Sont évoqués successivement :
– les transferts d’une prison à l’autre dans l’estafette-gibecière, et les allées et venues d’un quartier d’isolement à un autre, déplacements dans les rouages froidement administratifs que le narrateur intitule avec dérision Voyages et qu’il met en correspondance avec d’autres voyages, accomplis, ceux-là, en toute liberté, dans l’enthousiasme militant et la foi en la révolution ;
– une longue grève de la faim des prisonniers politiques réclamant la rupture de leur mise en isolement, au cours de laquelle reviennent au personnage des souvenirs et des envies de repas. Surmontant le tourment de la faim, le personnage salive…
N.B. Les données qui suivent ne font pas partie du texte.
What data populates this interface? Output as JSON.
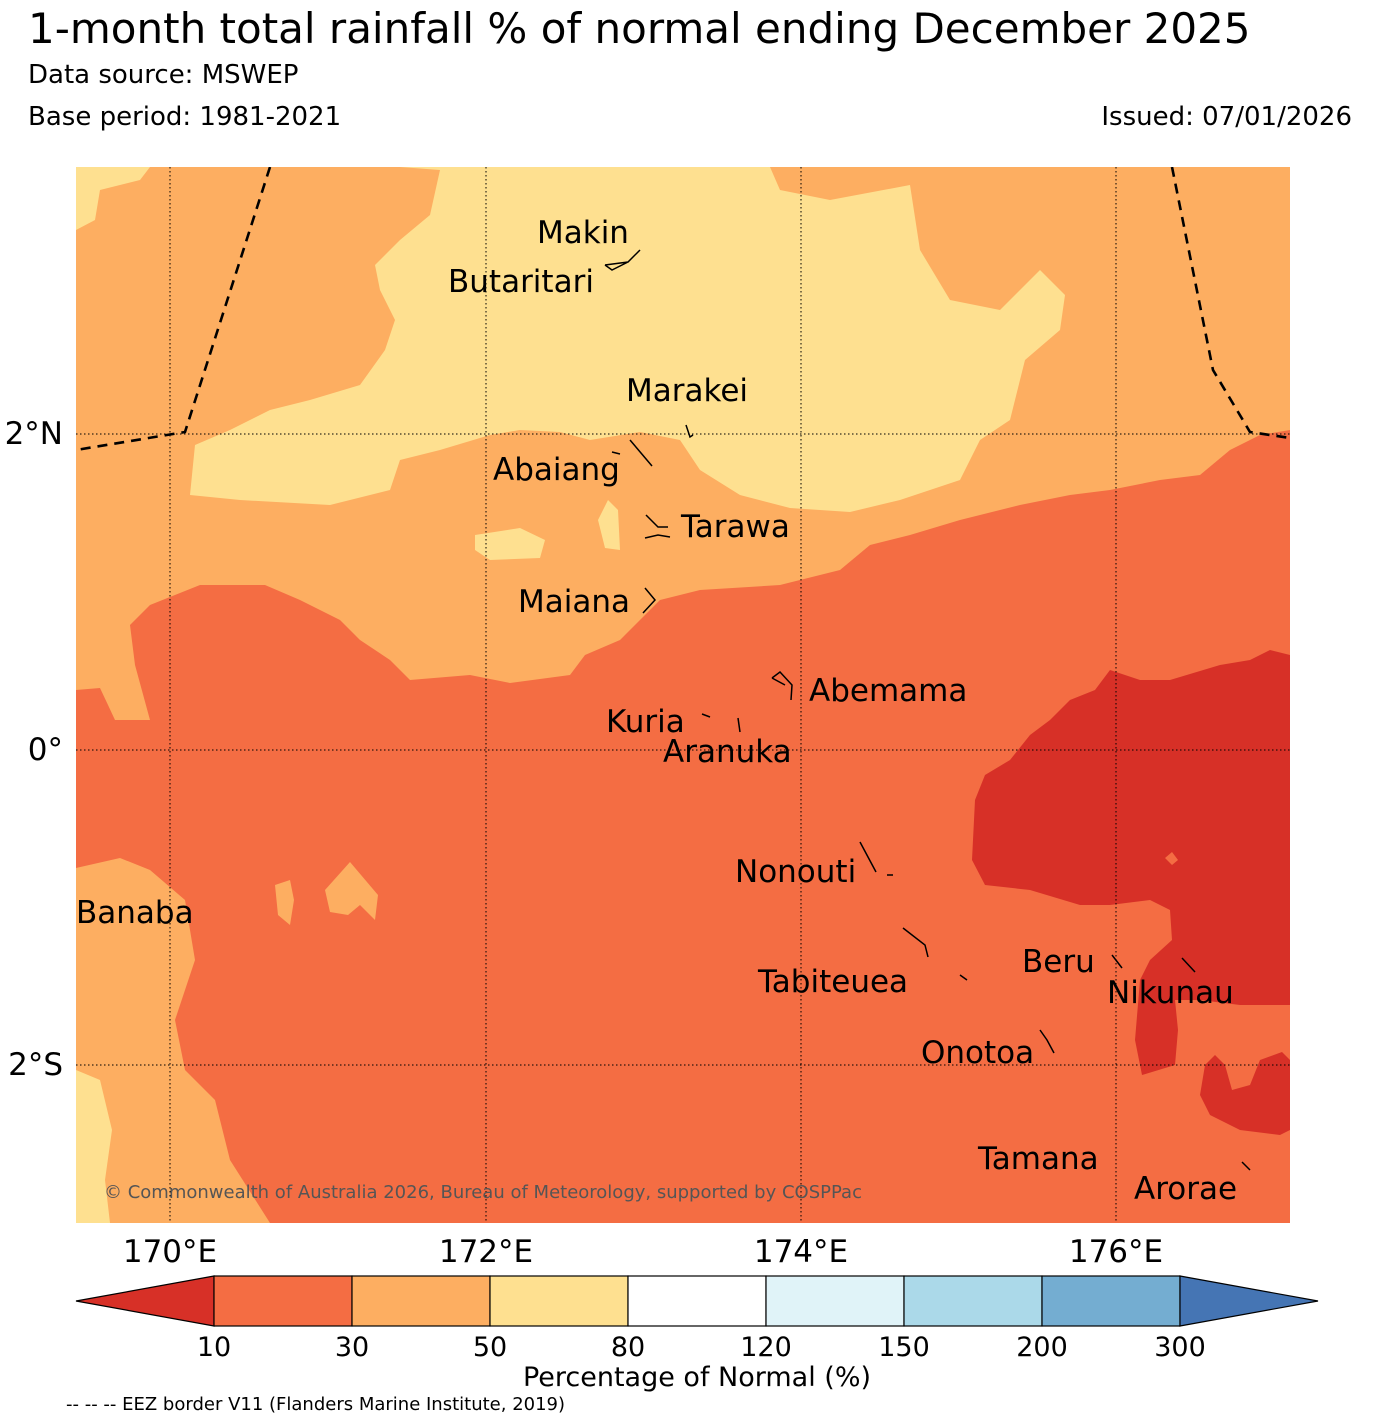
{
  "header": {
    "title": "1-month total rainfall % of normal ending December 2025",
    "source": "Data source: MSWEP",
    "base_period": "Base period: 1981-2021",
    "issued": "Issued: 07/01/2026"
  },
  "map": {
    "x_ticks": [
      "170°E",
      "172°E",
      "174°E",
      "176°E"
    ],
    "y_ticks": [
      "2°N",
      "0°",
      "2°S"
    ],
    "islands": [
      "Makin",
      "Butaritari",
      "Marakei",
      "Abaiang",
      "Tarawa",
      "Maiana",
      "Abemama",
      "Kuria",
      "Aranuka",
      "Nonouti",
      "Banaba",
      "Tabiteuea",
      "Beru",
      "Nikunau",
      "Onotoa",
      "Tamana",
      "Arorae"
    ],
    "copyright": "© Commonwealth of Australia 2026, Bureau of Meteorology, supported by COSPPac",
    "colors": {
      "below_10": "#d73027",
      "r10_30": "#f46d43",
      "r30_50": "#fdae61",
      "r50_80": "#fee090",
      "r80_120": "#ffffff",
      "r120_150": "#e0f3f8",
      "r150_200": "#abd9e9",
      "r200_300": "#74add1",
      "above_300": "#4575b4"
    }
  },
  "colorbar": {
    "ticks": [
      "10",
      "30",
      "50",
      "80",
      "120",
      "150",
      "200",
      "300"
    ],
    "label": "Percentage of Normal (%)"
  },
  "footer": {
    "eez_note": "-- -- -- EEZ border V11 (Flanders Marine Institute, 2019)"
  }
}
« Ce qu’il préférerait, lui, maintenant, c’est un tajine de pommes de terre-olives, avec un zeste de citron. Comme entrée, une harira… avec une légère persillade. Après, juste quelques petites tranches de foie grillées à même la braise. Bon. On peut y substituer des brochettes de mouton avec plutôt un couscous aux sept légumes… »
– la mosaïque des origines géographiques des différents « groupes » politiques qui se retrouvent incarcérés, ce qui permet à l’auteur de dresser le tableau de ce « pays pluriel » qu’est le Maroc ;
– l’épisode émouvant de la rencontre entre les prisonniers et une perruche mâle atterrie « miraculeusement au milieu de la cour ». Mis en cage à son tour, symbole de l’enfermement, l’oiseau se voit un jour offrir une compagne. La scène de pariade est la parfaite représentation du besoin d’amour dont souffrent cruellement les détenus ;
– une visite de sa sœur qui déclenche chez Mohamed les souvenirs de l’enfance passée à Aïn Chock ;
– un transfert à l’hôpital Avicenne à Rabat pour une visite médicale en pleine grève de la faim, occasion de rencontre avec Badia, une infirmière qu’il connaît, moment de convivialité à boire ensemble un café dans une chambre de la résidence avec la complicité du gardien et à échanger « des nouvelles sur le parcours d’amis communs », dans un « fantastique contraste avec la cellule exiguë de la maison centrale » ;
– les affres de l’attente perpétuelle que subissent les prisonniers, attente d’ils ne savent quoi, attente qu’il se passe quelque chose, peu importe quoi, chapitre d’expression purement poétique d’un monde kafkaïen
« Tu attends
Tu attends la visite
T’as pas de visite
Tu attends la lettre
T’as pas de lettre
Tu attends le chef
Le chef n’est pas là
Il attend le directeur pour une réunion importante »
– et, au fil des situations anecdotiques, on en arrive à l’annonce de « la classe », la libération, les retrouvailles, troublantes, troublées par un vide de dix années au cours desquelles le temps s’est arrêté pour Mohamed mais a continué de passer pour la famille, les amis, les voisins, qui ont changé…
On l’a dit, l’intention de l’auteur n’était pas de faire un roman de son histoire. On n’est toutefois pas non plus dans l’autobiographie, ni dans l’autofiction, ni dans le document. Choses vues, choses vécues, choses dites, choses dénoncées, certes. La force de l’ouvrage est ailleurs : Mohamed El Khotbi est un poète. En symbiose étroite avec le récit simplement objectif, l’écriture est alternativement et puissamment poétique, quoique sans recherche de lyrisme ni de théâtralité.
« Des jours
Contre le métal
Contre le béton
Contre l’ombre grise de la rocaille
Des jours contre le gémissement maussade des gonds »
Simplicité du récit prosaïque, simplicité de l’expression poétique, simplicité d’un homme qui a surmonté l’épreuve, sans pour autant l’oublier, sans pour autant renoncer à ses idéaux de justice, d’égalité, et de liberté.
La conclusion est donnée par Jamal Bellakhdar :
« Au final, toutes les œuvres carcérales – narratives, discursives ou fictives – qui ont été produites ces trois dernières décennies au Maroc doivent être comprises comme des actes de résistance contre l’arbitraire et le bâillonnement des libertés… »
A noter : les textes sont suivis d’un précieux album de photos réunissant l’auteur et ses compagnons de lutte, parmi lesquels figure Abdellatif Laâbi.